Beryllium is a difficult metal to work. As well as being hazardous, it is very brittle, which isn’t conducive to the inside of a fusion reactor, where it will be subjected to many cycles of heating and cooling; this generates stresses inside the material, which can lead to cracking. To avoid this, the beryllium tiles are precisely machined. They are scored with deep lines in a grid pattern, which prevents the stress build-up, and have angled faces so the heat of the plasma can’t impinge directly onto the surface. ’Because we have pulses of tens of seconds, the heat capacity of the metal is sufficient to absorb the energy and conduct it into the reactor shell,’ Matthews said. ’The tiles in ITER would have to be different, with an active cooling system incorporated into their structure. We could have done that, but it would have been vastly more complicated and expensive.’
The only part of the reactor not lined with beryllium is a trench around the base of the torus known as the diverter, where the particles in the plasma interact directly with the wall and lose their energy. This region is lined with tungsten tiles, as the higher atomic weight of the metal prevents atoms from being dislodged when light helium nuclei collide with them.
Carbon was a good choice because of its low atomic number, but problems start when tritium is involved
The replacement of the lining had to be carried out all in one go, because any carbon present inside the reactor would quickly coat the surface and render the beryllium useless, Matthews explained. The process took 18 months and was mostly carried out using remote-handling equipment, because neutron bombardment had rendered the outer shell of the reactor radioactive. ’It’s certainly the largest remote-handling job that’s ever been done in fusion,’ he added.

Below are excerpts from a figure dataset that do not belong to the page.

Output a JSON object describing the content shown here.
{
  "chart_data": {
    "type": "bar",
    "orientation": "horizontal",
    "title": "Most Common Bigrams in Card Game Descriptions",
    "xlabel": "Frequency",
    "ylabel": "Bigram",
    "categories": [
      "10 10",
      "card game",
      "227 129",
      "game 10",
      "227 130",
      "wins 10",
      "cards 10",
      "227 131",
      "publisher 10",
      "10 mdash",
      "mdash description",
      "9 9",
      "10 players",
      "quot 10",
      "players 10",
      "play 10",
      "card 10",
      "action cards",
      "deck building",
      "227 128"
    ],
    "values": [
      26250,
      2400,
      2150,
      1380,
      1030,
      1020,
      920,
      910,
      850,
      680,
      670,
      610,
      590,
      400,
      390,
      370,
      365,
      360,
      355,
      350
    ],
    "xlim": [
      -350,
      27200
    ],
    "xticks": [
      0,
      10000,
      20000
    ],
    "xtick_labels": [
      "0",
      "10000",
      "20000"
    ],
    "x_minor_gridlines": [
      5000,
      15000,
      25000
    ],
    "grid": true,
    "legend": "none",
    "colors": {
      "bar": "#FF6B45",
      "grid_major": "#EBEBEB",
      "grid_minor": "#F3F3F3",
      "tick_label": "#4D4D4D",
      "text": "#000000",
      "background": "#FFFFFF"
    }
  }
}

Since JET restarted, the effect of the new wall has been dramatic, Matthews said. ’Normally, it’s a bit of a struggle to get the first plasmas to run properly. JET only holds 0.1g of plasma and we don’t need much impurity to mess it up; it takes a while to build up to a mega-amp of power or so. But the first pulse we tried went to 1MA immediately and lasted about 15 seconds, partly because the beryllium also helps clean the vacuum inside the reactor; it cleans oxygen out of the system. We were really quite stunned.’
In Depth: Laser Fusion
Laser fusion is another possibility for energy generation, but could potentially lead to a range of engineering problems
While the other form of fusion under study, laser-fired or inertial-confinement fusion, doesn’t require the management of a plasma, the beryllium wall of JET will still provide valuable insights, Guy Matthews said.
Laser-fired fusion works by forcing a tiny capsule containing deuterium and tritium to implode by hitting it with lasers from all sides, within a vacuum vessel. The pressure wave crushes the fuel and leads to fusion. The most advanced experiment, at the National Ignition Facility in California, is scheduled to attain net energy from fusion within 18 months. But, according to Matthews, the technique still needs plasma-facing components.
’They have an explosion with a heat pulse and debris, and that’s going to interact with the walls of the chamber with erosion, deposition and so on. A working fusion reactor will need to run 10 explosions per second and achieve a vacuum within the vessel before each one. There’s no doubt that there will be a lot of similar engineering problems to the ones we’re tackling.’